DATELINE: November 1, 2020; Lady Proverbs, somewhere on the Oregon Coast
It was terribly nice today*, sunny on the coast, low 60s, tourists no where to be found, just us townies. Ok, full disclosure: I just became a full time coast resident in August. So maybe we’re virgin townies. But can’t I be one too, please…we lived here part-time for 5 years, so that should mean something, people! In the Cape May area of New Jersey the townies call the tourists ‘shoebies.’ It’s supposedly because back in the day some of the lower income tourists brought all of their belongings to the beach in shoe boxes, in lieu of a suitcase. Another fun fact to know and tell, although it could be full of shit. I haven’t been a townie on the Oregon coast long enough yet to know what townies call themselves and the tourists. Hard to make friends during the days of COVID and take out food. And no one is picky any more: anyone can be a friend. Well, not White Walkers in Game of Thrones. Or Cerci. I was hoping that the gal who cut my hair in L.C. might consider that I could be a friend. Snip, snip.

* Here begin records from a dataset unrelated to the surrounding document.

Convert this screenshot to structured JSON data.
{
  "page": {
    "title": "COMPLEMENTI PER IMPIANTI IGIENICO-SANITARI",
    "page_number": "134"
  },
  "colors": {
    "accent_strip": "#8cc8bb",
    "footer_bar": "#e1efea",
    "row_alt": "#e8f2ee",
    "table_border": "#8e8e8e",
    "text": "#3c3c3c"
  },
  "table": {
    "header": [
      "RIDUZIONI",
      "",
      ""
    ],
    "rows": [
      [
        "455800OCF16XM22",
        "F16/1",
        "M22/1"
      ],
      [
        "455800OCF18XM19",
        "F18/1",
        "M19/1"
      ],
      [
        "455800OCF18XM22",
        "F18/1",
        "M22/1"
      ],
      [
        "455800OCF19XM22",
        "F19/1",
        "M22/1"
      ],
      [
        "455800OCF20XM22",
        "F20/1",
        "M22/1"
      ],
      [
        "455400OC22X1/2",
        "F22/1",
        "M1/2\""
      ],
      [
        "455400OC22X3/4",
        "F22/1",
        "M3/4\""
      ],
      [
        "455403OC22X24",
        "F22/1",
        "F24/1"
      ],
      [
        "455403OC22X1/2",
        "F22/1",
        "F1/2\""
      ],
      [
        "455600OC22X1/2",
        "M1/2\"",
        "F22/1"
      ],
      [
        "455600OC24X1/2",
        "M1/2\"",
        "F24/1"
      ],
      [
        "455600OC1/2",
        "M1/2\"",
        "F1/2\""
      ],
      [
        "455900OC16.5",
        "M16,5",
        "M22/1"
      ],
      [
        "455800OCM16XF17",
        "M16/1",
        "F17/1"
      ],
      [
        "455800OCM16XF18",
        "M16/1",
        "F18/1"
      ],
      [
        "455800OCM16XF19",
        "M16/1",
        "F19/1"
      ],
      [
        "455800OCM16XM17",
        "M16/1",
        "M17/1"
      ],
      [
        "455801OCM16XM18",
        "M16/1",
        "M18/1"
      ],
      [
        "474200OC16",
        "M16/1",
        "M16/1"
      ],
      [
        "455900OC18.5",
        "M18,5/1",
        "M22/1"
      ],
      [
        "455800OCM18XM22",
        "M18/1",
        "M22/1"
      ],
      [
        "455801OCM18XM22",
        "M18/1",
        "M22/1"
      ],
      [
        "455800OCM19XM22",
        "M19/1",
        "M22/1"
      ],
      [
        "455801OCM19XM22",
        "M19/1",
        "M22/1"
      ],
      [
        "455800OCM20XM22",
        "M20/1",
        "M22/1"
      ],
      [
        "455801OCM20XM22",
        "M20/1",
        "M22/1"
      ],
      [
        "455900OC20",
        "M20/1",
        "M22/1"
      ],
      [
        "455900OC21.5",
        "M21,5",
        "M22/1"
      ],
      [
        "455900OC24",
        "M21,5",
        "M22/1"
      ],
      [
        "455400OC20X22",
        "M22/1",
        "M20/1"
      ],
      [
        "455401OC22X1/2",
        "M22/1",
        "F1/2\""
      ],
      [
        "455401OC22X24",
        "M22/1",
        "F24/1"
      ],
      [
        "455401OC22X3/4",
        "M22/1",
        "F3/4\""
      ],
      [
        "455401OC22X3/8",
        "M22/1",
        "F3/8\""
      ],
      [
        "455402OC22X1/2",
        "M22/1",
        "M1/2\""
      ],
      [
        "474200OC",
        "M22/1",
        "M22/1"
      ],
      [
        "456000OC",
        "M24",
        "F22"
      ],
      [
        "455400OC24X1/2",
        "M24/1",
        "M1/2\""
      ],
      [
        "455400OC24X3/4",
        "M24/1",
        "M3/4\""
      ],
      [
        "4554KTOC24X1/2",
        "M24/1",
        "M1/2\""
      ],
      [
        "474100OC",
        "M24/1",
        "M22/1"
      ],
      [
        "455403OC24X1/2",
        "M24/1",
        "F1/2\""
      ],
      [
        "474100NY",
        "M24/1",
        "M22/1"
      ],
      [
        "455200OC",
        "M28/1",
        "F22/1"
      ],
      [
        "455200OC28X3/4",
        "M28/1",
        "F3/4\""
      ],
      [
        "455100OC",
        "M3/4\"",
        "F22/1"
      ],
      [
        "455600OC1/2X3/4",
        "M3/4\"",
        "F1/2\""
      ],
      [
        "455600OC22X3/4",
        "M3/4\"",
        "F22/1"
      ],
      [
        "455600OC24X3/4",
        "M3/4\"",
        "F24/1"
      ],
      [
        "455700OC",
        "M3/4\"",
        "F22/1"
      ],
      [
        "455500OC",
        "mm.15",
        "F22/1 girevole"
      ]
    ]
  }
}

But back to my point, also known as a random direction: why does the sun suddenly change my mood? I know I’m not alone. It gives energy, a hope, big or small, with its luscious rays. We’re little nuclear reactors and the sun is our plutonium, creating the fission that sparks a euphoria. And opposite that, why is it so easy to feel depressed and lazy on grey days when the rain drizzles down all day and it’s cold, and simply annoying. It’s so easy to just curl up in a ball and obsess about the election, or that virus fucking up our lives this year, or racism contagion hurting and killing Americans, or whatever each of our customized issues are…for me, Dementia Mom, among others I share with you. But Mama Bear pretty much saps my strength these days, mentally and physically, which is more closely aligned than you might think, in terms of each affecting the other as two peas in a pod rather than two separate peas on a bush.
I didn’t think my mood or ego was so fragile that a grey day would send me on an ennui spiral. For those days, the occasional edible inspires me to see sunshine in the cracks between the rain clouds. Or the vista from the beach house window inspires, with hues of gray and cobalt offering a sepia toned sea. My grey-skies-blues turn into a Tammie movie and optimism bubbles forth. It pushes through the grayness the true idea that great stuff is happening too, and it’s okay to see that and feel good about it and be in a happy, optimistic mood even when other shit is going down at the same time. And a Cadbury bar can perfectly seal the deal of a sweet day all around.
*So the ‘terribly nice’ in the first sentence is likely an influence of my watching the British version of Antiques Roadshow every day on some streaming channel at the rental we’re in. And also every episode of The Crown, the Great British Baking Show, and other tv tidbits from the former oppressor of the American colonies and the early United States. I now know that British people love little square, gold clocks, ancient biscuit tins that survived The Blitz, Asian pottery, and anything silver!